Normal pregnancy is associated with changes in the hemostasis mechanisms that tend to create a prothrombotic milieu. Thromboembolic disease is a leading cause of maternal morbidity and mortality during pregnancy and the puerperium. There is an increase in several of the coagulation factors that have been shown to be risk factors for thrombosis.
GenPath Pregnancy Thrombophilia Profile:
|Anti-beta-2 glycoprotein (IgG, IgA, IgM)||Anti-cardiolipin antibodies (IgG, IgA, IgM)||P.T.T. (LA sensitive)|
|CBC with differential||DRVVT complete||Factor V mutation (Leiden)|
|Hexagonal phase (lupus anticoagulant)||Homocysteine||Protein S activity|
|Protein S antigen, total||Protein S antigen, free||Prothrombin gene mutation (G20210A)|
|Prothrombin time (PT)||Protein Z antigen||Partial Thromboplastin Time (PTT)|
The natural anticoagulant system is compromised by lower levels of protein S and increased resistance to activated protein C (APC). The fibrinolytic process is decreased as manifest by increased levels of plasminogen activator inhibitor –1&2 (PAI-1 & PAI-2) and increased levels of thrombin activatable fibrinolysis inhibitor (TAFI). The markers of activated coagulation, such as prothrombin fragment 1.2 (PF1.2), thrombin antithrombin complex (TAT) and D.dimer (DD) are increased with the progression of pregnancy to levels as seen in those patients with active thrombosis. The risk for deep vein thrombosis (DVT) in pregnancy is 0.05-1.8% and there is a recurrence rate of 1 per 71 women with a previous history of DVT or venous thromboembolism (VTE). Women on heparin therapy during pregnancy often require upward adjustment in the dose to maintain the therapeutic level.

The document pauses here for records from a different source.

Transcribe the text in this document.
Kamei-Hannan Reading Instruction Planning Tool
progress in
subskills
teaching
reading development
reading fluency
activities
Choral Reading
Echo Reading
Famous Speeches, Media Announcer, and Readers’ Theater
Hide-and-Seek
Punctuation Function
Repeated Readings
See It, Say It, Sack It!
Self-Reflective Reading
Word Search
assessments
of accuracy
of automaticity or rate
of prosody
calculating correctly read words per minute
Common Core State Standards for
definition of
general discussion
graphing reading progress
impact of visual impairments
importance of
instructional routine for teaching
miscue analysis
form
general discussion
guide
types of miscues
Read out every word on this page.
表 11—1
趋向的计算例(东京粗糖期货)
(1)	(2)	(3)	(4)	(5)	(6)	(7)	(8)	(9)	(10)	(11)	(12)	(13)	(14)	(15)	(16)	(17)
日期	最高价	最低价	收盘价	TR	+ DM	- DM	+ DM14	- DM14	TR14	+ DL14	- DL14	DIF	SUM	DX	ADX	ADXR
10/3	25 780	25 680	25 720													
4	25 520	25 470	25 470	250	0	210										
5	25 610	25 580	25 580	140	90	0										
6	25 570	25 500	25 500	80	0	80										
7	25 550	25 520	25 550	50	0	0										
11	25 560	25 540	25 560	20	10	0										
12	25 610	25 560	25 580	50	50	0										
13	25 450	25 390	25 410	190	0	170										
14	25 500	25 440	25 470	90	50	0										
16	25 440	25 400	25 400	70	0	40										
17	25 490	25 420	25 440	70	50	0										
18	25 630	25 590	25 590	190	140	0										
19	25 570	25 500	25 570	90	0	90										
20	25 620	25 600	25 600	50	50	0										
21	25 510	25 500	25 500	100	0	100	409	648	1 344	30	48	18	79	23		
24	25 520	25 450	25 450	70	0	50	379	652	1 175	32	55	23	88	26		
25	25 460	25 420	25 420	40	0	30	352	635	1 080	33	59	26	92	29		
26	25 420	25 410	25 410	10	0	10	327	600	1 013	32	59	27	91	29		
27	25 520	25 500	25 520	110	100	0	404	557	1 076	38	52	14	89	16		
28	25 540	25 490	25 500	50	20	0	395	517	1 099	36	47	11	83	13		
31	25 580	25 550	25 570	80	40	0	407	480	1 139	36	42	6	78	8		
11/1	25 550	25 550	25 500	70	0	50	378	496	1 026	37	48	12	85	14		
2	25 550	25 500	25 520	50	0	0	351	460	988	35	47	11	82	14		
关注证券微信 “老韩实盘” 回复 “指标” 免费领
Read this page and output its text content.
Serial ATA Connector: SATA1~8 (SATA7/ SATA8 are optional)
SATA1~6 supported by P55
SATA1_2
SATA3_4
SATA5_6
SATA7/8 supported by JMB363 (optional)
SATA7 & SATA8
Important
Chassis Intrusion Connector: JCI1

Modified from M. Franchini, Thromb Haemost 2006;95:401-13
|Factors VII, VIII, IX, X, XII||↑|
|Factor XI||= / ↓|
|Factor V, XIII||↑ / ↓|
|Antithrombin, protein C||=|
|Protein S (see table 2 below)||↓|
|PAI+2, TAT, d.Dimer, FPA||↑|
|Resistance to activated protein C||↑|
* ↑ Represents increase, ↓ represents decrease, = represents no change
** D-H Ku, YS Arkel, et al. J Thromb Haemost 2005; 3:497
With these findings and described issues, it is not at all surprising that thrombosis is one of the major causes for maternal morbidity and mortality in pregnancy. Thrombophilia (TP) is a term used to denote the increased tendency to develop pathological clotting or thrombotic disorders. There are inherited and acquired conditions that have been associated with thrombosis. The acquired issues, in addition to pregnancy, might be immune related as seen with the antiphospholipid antibodies (APLA), or other conditions such as malignancy, use of oral contraceptive hormones, surgery, travel, trauma, immobilization and serious medical illness. Women with inherited and acquired TP abnormalities have a significantly higher risk for adverse pregnancy outcomes (APO), such as fetal demise (FD), pregnancy loss (PL), intra-uterine growth restriction (IUGR), preeclampsia (PEE) and/or thrombosis during the pregnancy or in the puerperium. There have been many studies that have implicated TP in relation to adverse pregnancy outcomes and thrombosis during pregnancy and the postpartum.
Thrombophilia and Pregnancy Outcome Studies
There have been many studies that have addressed the relationship of inherited and acquired TP with adverse pregnancy outcomes (APO) and thrombosis during gestation and postpartum. FV Leiden and PGMG20210A as risk factors for miscarriage during a 1st intended pregnancy. The two mutations increased risk for PL between the 10th to 19th weeks of gestation and FVLeiden increased risk from the 20th through the 39th week of gestation. It is recommended that patients with prior single PL should be tested for these mutations and that low molecular weight heparin be used to increase the chance for successful pregnancy.
Protein Z (PZ) is a co-factor for a protease that inhibits factor Xa. Deficiency of PZ has been reported in association with stroke, venous thrombosis and other thrombotic disorders. In addition PZ has been associated with APO by several authors. The mean 1st trimester levels were lower in the APO group when compared to matched normal pregnancies. Also noted was a trend to lower levels in women with TP and APO compared to those with normal pregnancies. In addition we reported a lower level of protein S (PS free antigen) in the 2nd and 3rd trimesters in women with APO compared to those with normal pregnancies. The conclusions included that PZ and PS are additive risk factors for APO.